Юлиус же попробовал подкупить служащего, чтобы их пропустили без очереди. Но получив в ответ квитанцию «о добровольном пожертвовании» и ничего более, мошенник нахмурился и отошел в сторону, предпочитая наблюдать за этой вакханалией издалека.

Диос, меж тем, наслаждался происходящим – на лице расплывалась довольная полу-улыбка, а в глазах горел огонь торжества. Корпс запросто мог представить Парокла руководителем всей этой трагикомедии без счастливой концовки и с длительными антрактами.

– Что-то ты не очень рвешься попасть к Оракулу, дружочек, – произнес мошенник, подходя к сопернику-компаньону-нанимателю.

– Ерунда, – отмахнулся Парокл. – Всего лишь выжидаю момент для жульничества, – Диос улыбнулся. – И ты мне поможешь. Вдвоем эта шутка проделывается куда легче.

Парокл достал из кармана бланк, какие-то оттиски и печати, разложил на скамье для посетителей и принялся колдовать.

Юлиус, поначалу смотревший скептически, спустя какое-то время восхищенно ударил себя ладонью по лбу. Естественно!
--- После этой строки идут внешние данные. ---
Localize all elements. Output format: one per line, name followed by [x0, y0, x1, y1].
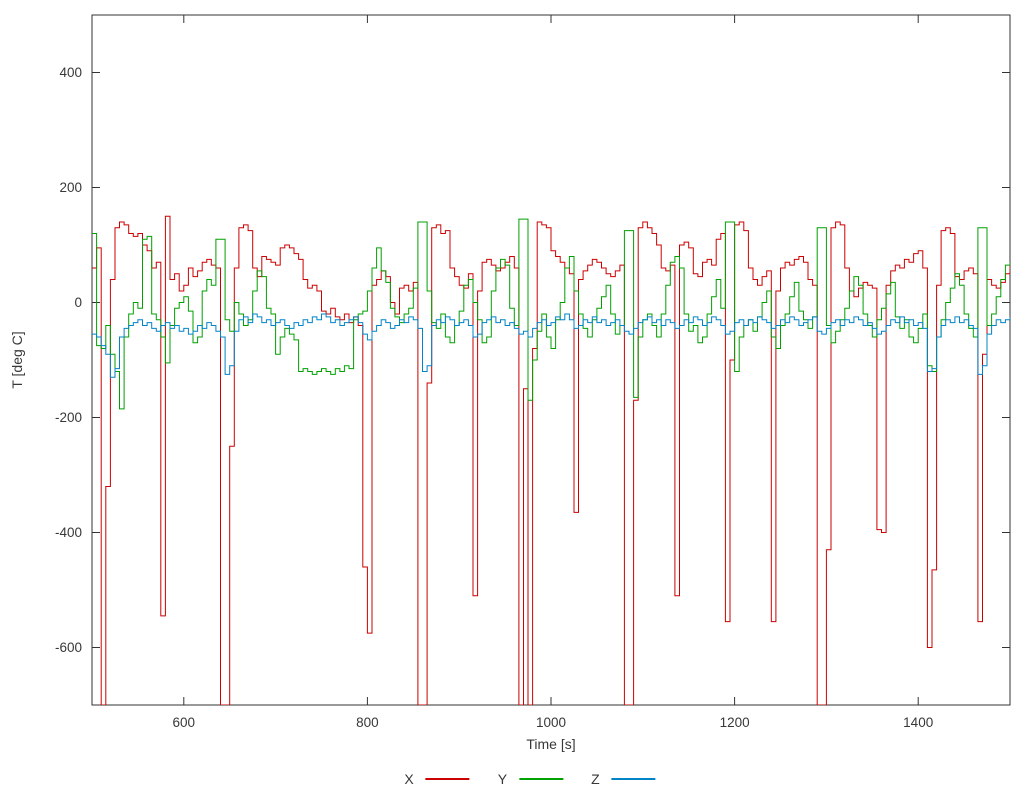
legend-item-z: Z: [591, 771, 656, 787]
y-tick-label: -200: [55, 410, 82, 425]
legend-item-y: Y: [497, 771, 564, 787]
legend-label-x: X: [404, 771, 414, 787]
x-tick-label: 800: [356, 715, 379, 730]
y-axis-label: T [deg C]: [9, 331, 25, 389]
y-tick-label: 200: [59, 180, 82, 195]
legend-line-sample-x: [425, 778, 470, 780]
legend: X Y Z: [404, 771, 656, 787]
x-tick-label: 600: [173, 715, 196, 730]
y-tick-label: 0: [74, 295, 82, 310]
legend-item-x: X: [404, 771, 470, 787]
legend-line-sample-z: [611, 778, 656, 780]
series-line-x: [92, 215, 1010, 705]
x-axis-label: Time [s]: [526, 736, 576, 752]
x-tick-label: 1000: [536, 715, 566, 730]
series-line-y: [92, 218, 1010, 410]
x-tick-label: 1400: [903, 715, 933, 730]
plot-border: [91, 14, 1011, 706]
y-tick-label: -600: [55, 640, 82, 655]
x-tick-label: 1200: [720, 715, 750, 730]
legend-label-y: Y: [497, 771, 508, 787]
legend-line-sample-y: [519, 778, 564, 780]
y-tick-label: 400: [59, 65, 82, 80]
series-line-z: [92, 313, 1010, 378]
legend-label-z: Z: [591, 771, 600, 787]
y-tick-label: -400: [55, 525, 82, 540]
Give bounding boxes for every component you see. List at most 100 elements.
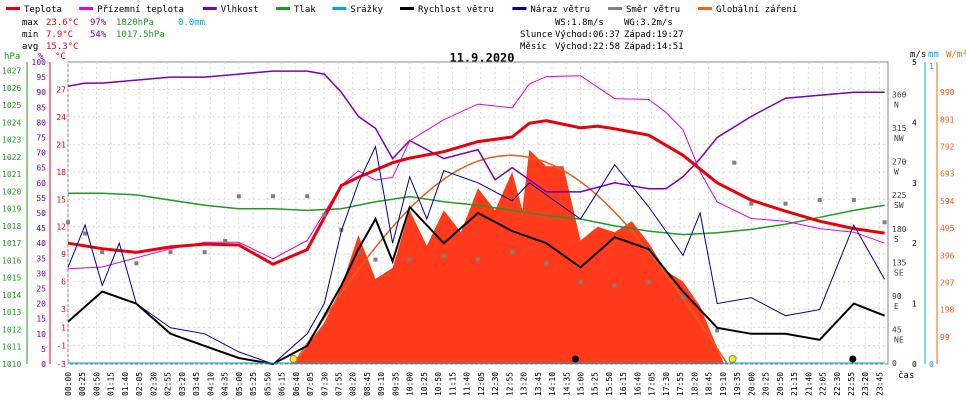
legend-swatch-3 (276, 7, 290, 10)
tick-x-7: 02:55 (164, 372, 173, 396)
info-block: WS:1.8m/s WG:3.2m/s Slunce Východ:06:37 … (520, 18, 684, 52)
tick-celsius-8: 3 (61, 305, 66, 314)
tick-x-42: 17:30 (662, 372, 671, 396)
stat-max-press: 1020hPa (116, 18, 154, 28)
tick-x-44: 18:20 (690, 372, 699, 396)
stat-avg-label: avg (22, 42, 38, 52)
legend-label-2: Vlhkost (221, 5, 259, 15)
wind-dir-point-12 (356, 250, 361, 255)
tick-x-28: 11:40 (463, 372, 472, 396)
tick-celsius-4: 15 (56, 195, 66, 204)
tick-x-38: 15:50 (605, 372, 614, 396)
tick-dir-6: 90 (892, 292, 902, 301)
tick-hpa-8: 1019 (2, 205, 21, 214)
tick-percent-2: 90 (36, 88, 46, 97)
info-ws: WS:1.8m/s (555, 18, 604, 28)
tick-wm-0: 990 (940, 88, 955, 97)
wind-dir-point-3 (134, 261, 139, 266)
axis-mm-label: mm (928, 50, 939, 60)
tick-wm-8: 198 (940, 306, 955, 315)
tick-percent-14: 30 (36, 269, 46, 278)
tick-x-29: 12:05 (477, 372, 486, 396)
tick-x-14: 05:50 (263, 372, 272, 396)
chart-title: 11.9.2020 (449, 51, 514, 65)
legend-label-7: Směr větru (626, 5, 680, 15)
stat-avg-temp: 15.3°C (46, 42, 79, 52)
tick-x-53: 22:05 (819, 372, 828, 396)
legend-label-5: Rychlost větru (418, 5, 494, 15)
tick-hpa-13: 1014 (2, 291, 21, 300)
tick-x-54: 22:30 (833, 372, 842, 396)
stat-min-hum: 54% (90, 30, 107, 40)
tick-x-30: 12:30 (491, 372, 500, 396)
legend-swatch-8 (698, 7, 712, 10)
tick-x-46: 19:10 (719, 372, 728, 396)
tick-percent-16: 20 (36, 300, 46, 309)
wind-dir-point-14 (407, 257, 412, 262)
wind-dir-point-0 (66, 220, 70, 225)
stat-min-temp: 7.9°C (46, 30, 73, 40)
tick-x-51: 21:15 (790, 372, 799, 396)
wind-dir-point-5 (202, 250, 207, 255)
tick-dir-4: 180 (892, 225, 907, 234)
info-moonset: Západ:14:51 (624, 42, 684, 52)
tick-x-48: 20:00 (747, 372, 756, 396)
tick-wm-4: 594 (940, 197, 955, 206)
tick-celsius-7: 6 (61, 278, 66, 287)
tick-dirlabel-2: W (894, 168, 899, 177)
wind-dir-point-27 (817, 197, 822, 202)
tick-ms-1: 4 (912, 118, 917, 127)
axis-celsius-label: °C (55, 52, 66, 62)
info-sun-label: Slunce (520, 30, 553, 40)
axis-hpa-label: hPa (4, 52, 20, 62)
wind-dir-point-1 (83, 231, 88, 236)
tick-percent-8: 60 (36, 179, 46, 188)
tick-hpa-16: 1011 (2, 343, 21, 352)
tick-celsius-2: 21 (56, 140, 66, 149)
tick-dir-2: 270 (892, 158, 907, 167)
wind-dir-point-20 (612, 283, 617, 288)
tick-ms-4: 1 (912, 300, 917, 309)
wind-dir-point-17 (510, 250, 515, 255)
legend: Teplota Přízemní teplota Vlhkost Tlak Srážky… (6, 5, 797, 15)
info-moonrise: Východ:22:58 (555, 42, 620, 52)
stat-max-temp: 23.6°C (46, 18, 79, 28)
tick-x-47: 19:35 (733, 372, 742, 396)
tick-x-13: 05:25 (249, 372, 258, 396)
legend-swatch-5 (400, 7, 414, 10)
tick-x-40: 16:40 (633, 372, 642, 396)
tick-x-3: 01:15 (107, 372, 116, 396)
tick-hpa-15: 1012 (2, 325, 21, 334)
moonset-marker (571, 355, 579, 363)
wind-dir-point-9 (305, 194, 310, 199)
tick-ms-5: 0 (912, 360, 917, 369)
tick-x-37: 15:25 (591, 372, 600, 396)
tick-x-41: 17:05 (648, 372, 657, 396)
tick-dirlabel-3: SW (894, 201, 904, 210)
tick-mm-0: 1 (929, 62, 934, 71)
tick-wm-5: 495 (940, 224, 955, 233)
tick-percent-12: 40 (36, 239, 46, 248)
tick-x-10: 04:10 (206, 372, 215, 396)
legend-label-1: Přízemní teplota (97, 5, 184, 15)
legend-label-8: Globální záření (716, 5, 797, 15)
wind-dir-point-7 (236, 194, 241, 199)
tick-celsius-5: 12 (56, 223, 66, 232)
tick-celsius-11: -3 (56, 360, 66, 369)
stat-max-hum: 97% (90, 18, 107, 28)
legend-swatch-7 (608, 7, 622, 10)
legend-label-3: Tlak (294, 5, 316, 15)
tick-dir-8: 0 (892, 359, 897, 368)
tick-x-43: 17:55 (676, 372, 685, 396)
tick-x-25: 10:25 (420, 372, 429, 396)
legend-swatch-2 (202, 7, 217, 10)
tick-celsius-9: 1 (61, 323, 66, 332)
tick-x-45: 18:45 (705, 372, 714, 396)
wind-dir-point-16 (476, 257, 480, 262)
tick-percent-0: 100 (32, 58, 47, 67)
tick-x-22: 09:10 (377, 372, 386, 396)
tick-x-57: 23:45 (875, 372, 884, 396)
series-radiation-max-curve (292, 154, 729, 365)
tick-x-24: 10:00 (406, 372, 415, 396)
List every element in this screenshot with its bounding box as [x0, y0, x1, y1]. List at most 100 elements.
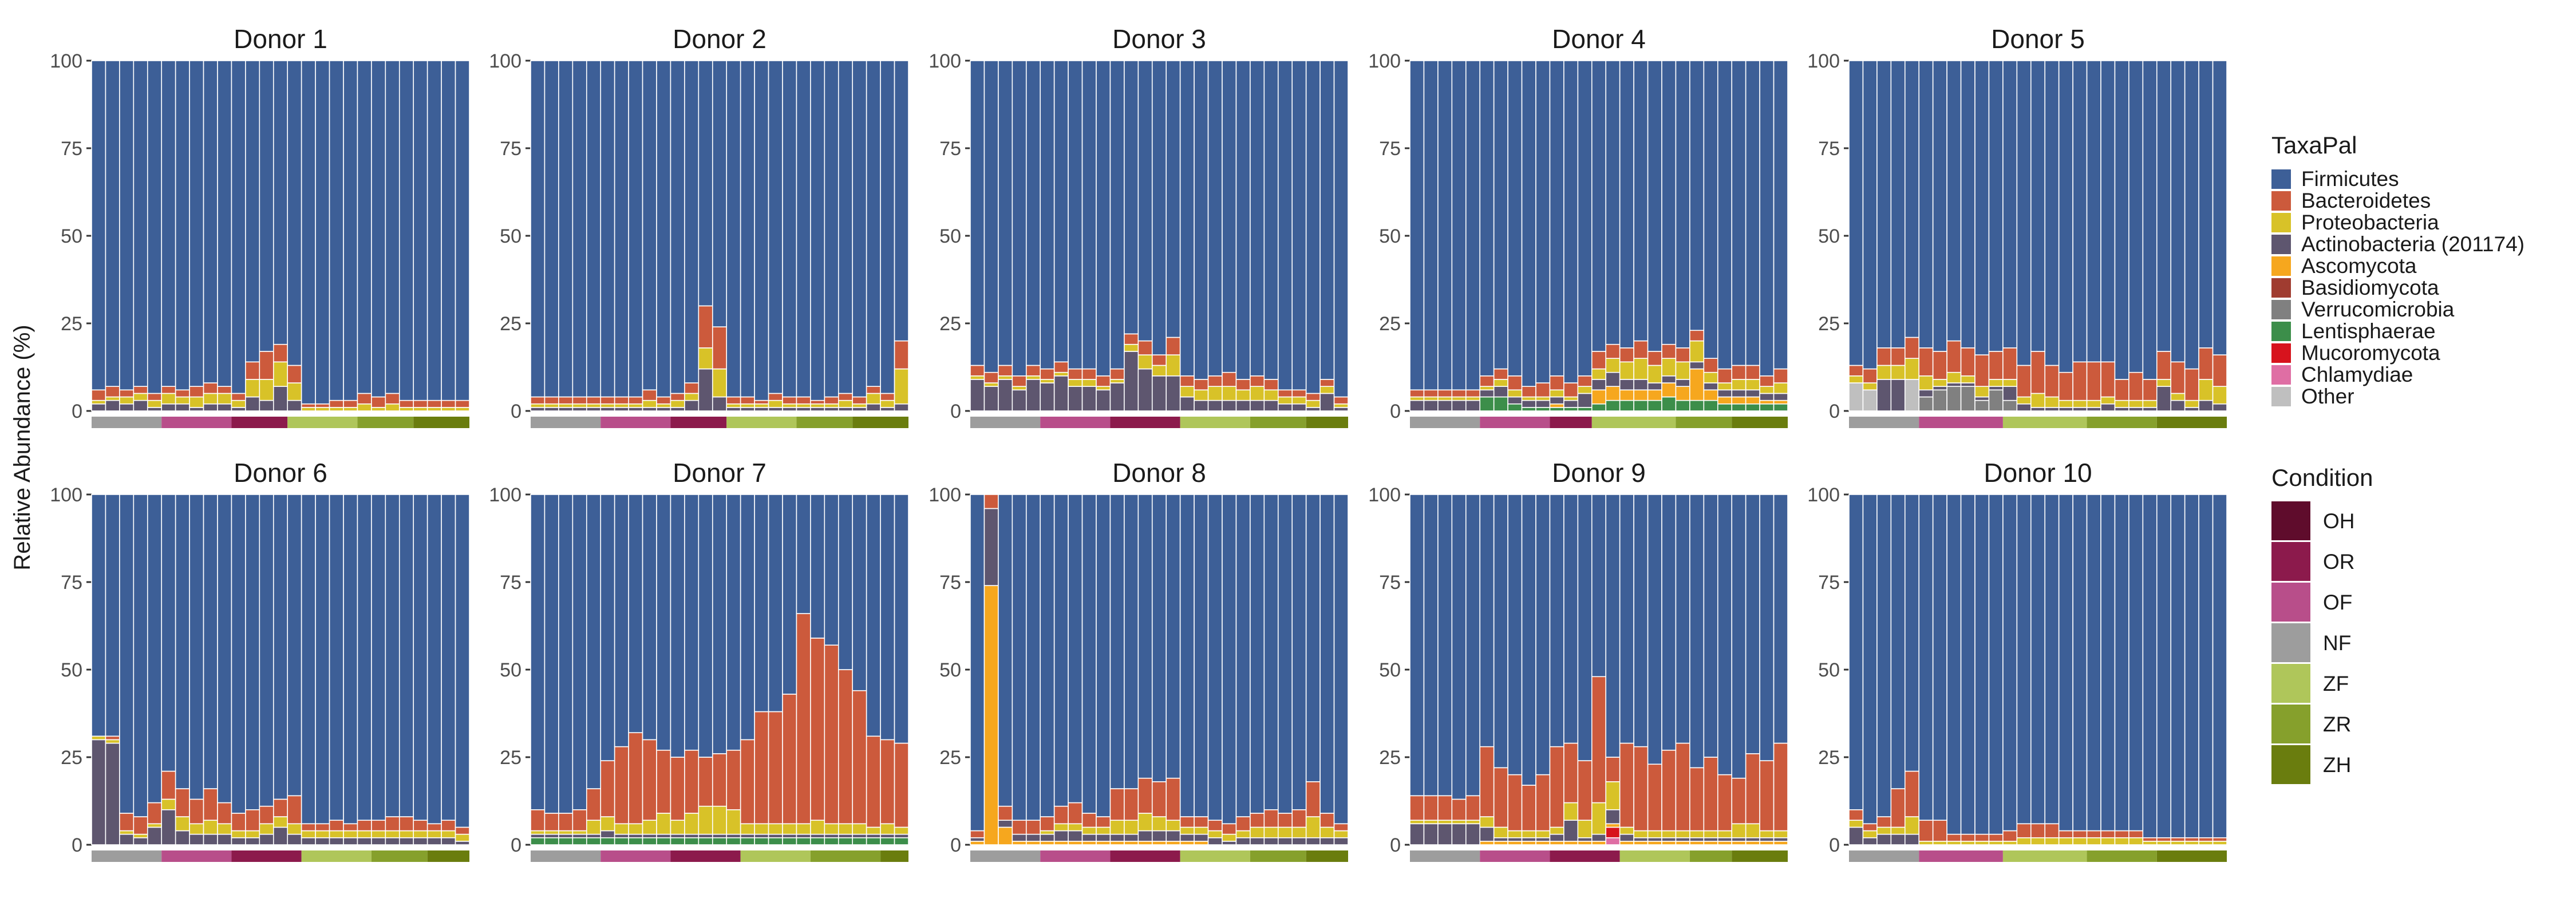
bar-segment	[1081, 368, 1097, 380]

Как же еще победить властителей бумажек, как не с помощью бумажки?

И вот, склонившись над Диосом, он увидел, как тот старательно выводит последние строчки в «Направлении на гигиеническую обработку помещения, ввиду возможных контактов с вредными духами и угрозой заражения „божественной лихорадкой“, которая смертельна для человека, как создания увечного по сравнению с иными сущностями». Это был шедевр казуистики, который воистину мог стать грозным оружием в руках знающих людей.

«А с ним приятно иметь дело, – задумчиво покивал головой Юлиус. – Если бы не его характер и не условия, при которых мы впервые столкнулись, могли бы стать замечательной командой».

Диос поднялся, смахнул с плеча невидимую пылинку и состроил выражение лица, которое Юлиус определил как исполнительное, придурковатое и донельзя прямолинейное. Как судно с паровым двигателем, у которого заклинило штурвал. Длинное морское путешествие давало о себе знать – сознание исправно выдавало ассоциации корабельной тематики. Не воспользоваться этим было бы просто расточительно.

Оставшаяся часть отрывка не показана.